Fuzzy is an adjective and it means “having shapes that do not have clear edges”.
Some time ago, I have been asked by my boss to lookup our company clients in the Panama Papers database extract, recently published on the internet. The challenge seemed pretty clear. Hundreds of thousands of company clients from the region located in CRM MSSQL database table on one side and about 1000+ clients on the Panama Papers side in a .xls file. Problem was, that there were quite many company type abbreviations i.e. Company XXX AG, Company XXX GMBH and you had only a very limited time to come up with some results.

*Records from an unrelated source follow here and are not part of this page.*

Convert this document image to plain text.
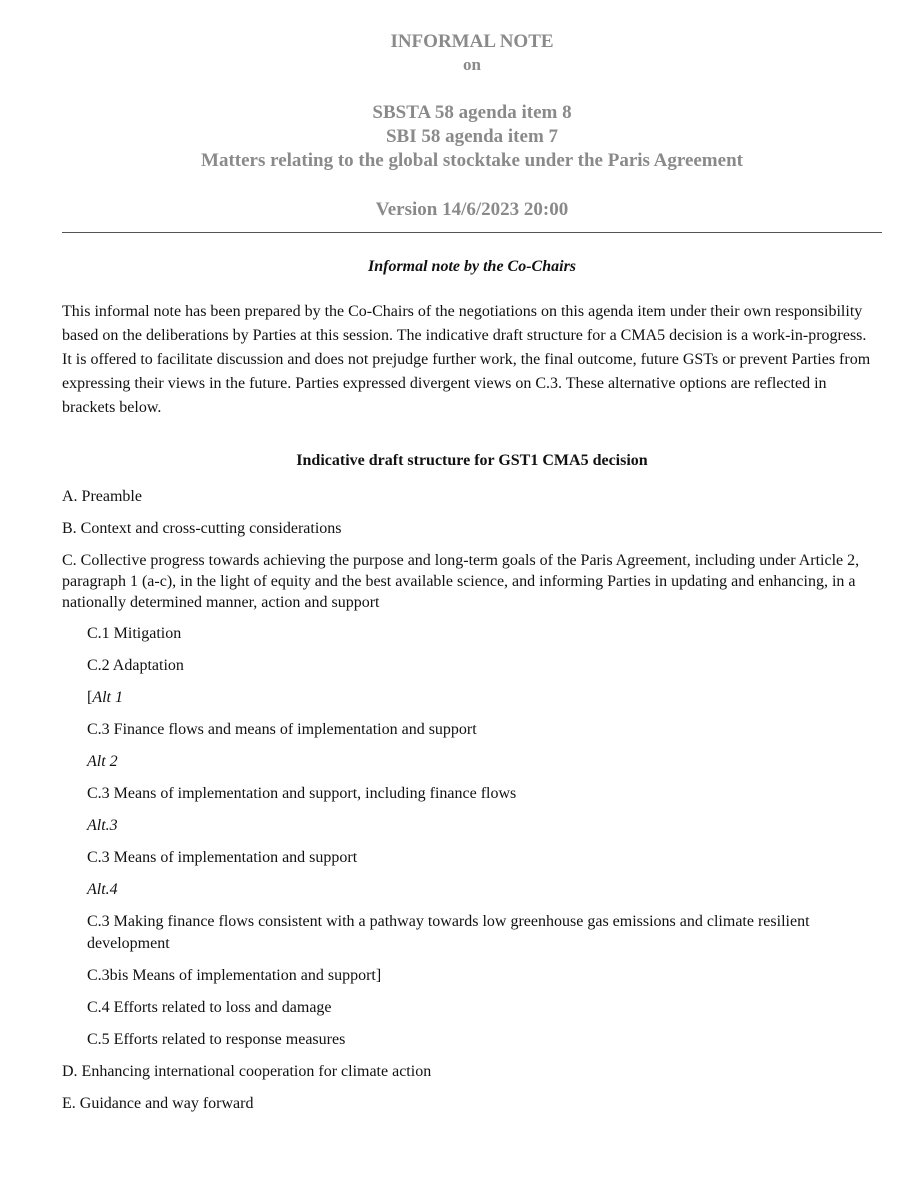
INFORMAL NOTE
on
SBSTA 58 agenda item 8
SBI 58 agenda item 7
Matters relating to the global stocktake under the Paris Agreement
Version 14/6/2023 20:00
Informal note by the Co-Chairs
This informal note has been prepared by the Co-Chairs of the negotiations on this agenda item under their own responsibility based on the deliberations by Parties at this session. The indicative draft structure for a CMA5 decision is a work-in-progress. It is offered to facilitate discussion and does not prejudge further work, the final outcome, future GSTs or prevent Parties from expressing their views in the future. Parties expressed divergent views on C.3. These alternative options are reflected in brackets below.
Indicative draft structure for GST1 CMA5 decision
A. Preamble
B. Context and cross-cutting considerations
C. Collective progress towards achieving the purpose and long-term goals of the Paris Agreement, including under Article 2, paragraph 1 (a-c), in the light of equity and the best available science, and informing Parties in updating and enhancing, in a nationally determined manner, action and support
C.1 Mitigation
C.2 Adaptation
[Alt 1
C.3 Finance flows and means of implementation and support
Alt 2
C.3 Means of implementation and support, including finance flows
Alt.3
C.3 Means of implementation and support
Alt.4
C.3 Making finance flows consistent with a pathway towards low greenhouse gas emissions and climate resilient development
C.3bis Means of implementation and support]
C.4 Efforts related to loss and damage
C.5 Efforts related to response measures
D. Enhancing international cooperation for climate action
E. Guidance and way forward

The first thing that came across my mind was a SSIS fuzzy lookup data flow task, but this was a one-off and a in-a-hurry task, so there was no time for setting up a full size SSIS fuzzy matching project.
The second thought I had pointed me to this Excel add-in I am going to write about today.
Here is the link to the Microsoft download site where you can download this add-in.
I am pretty sure, that this is no rocket science and you will find using this tool pretty straightforward, but let me describe my personal experience.
So first, you need to install the setup.exe file and run Excel again and then you need to go into File -> Options -> Add-Ins -> Manage Excel Add-Ins and enable this Add-in. Once you have this Add-in in the tabs section, you are ready for some fuzzy matching magic.
So at this phase you need to copy these 2 datasets into two separate sheets and you also need to create table objects on the datasets. ( Insert -> Table 🙂 )
Next step is to choose the columns to be matched and the number of matched results per 1 row from the left table.
What I suggest is, to start with a small dataset and try to find the perfect Similarity Threshold between this small dataset and the set containing the results we are looking for, in this case the Panama Papers dataset. Once you are happy with the results, you can apply this setup on the whole dataset of your clients. As you will notice, when the matches are being processed, your Excel might freeze or stop responding. No worries, just let it run and keep on waiting for the results!
In my case, threshold 85 was the perfect choice. I got also some false-positive results, but at least I was sure I am not missing out some clients and deleting these results is quite quick anyway.
Please notice, that you have to setup your Windows Locale settings like language and formats and area to US, otherwise this add-in will not deliver any results and Excel will very likely crash.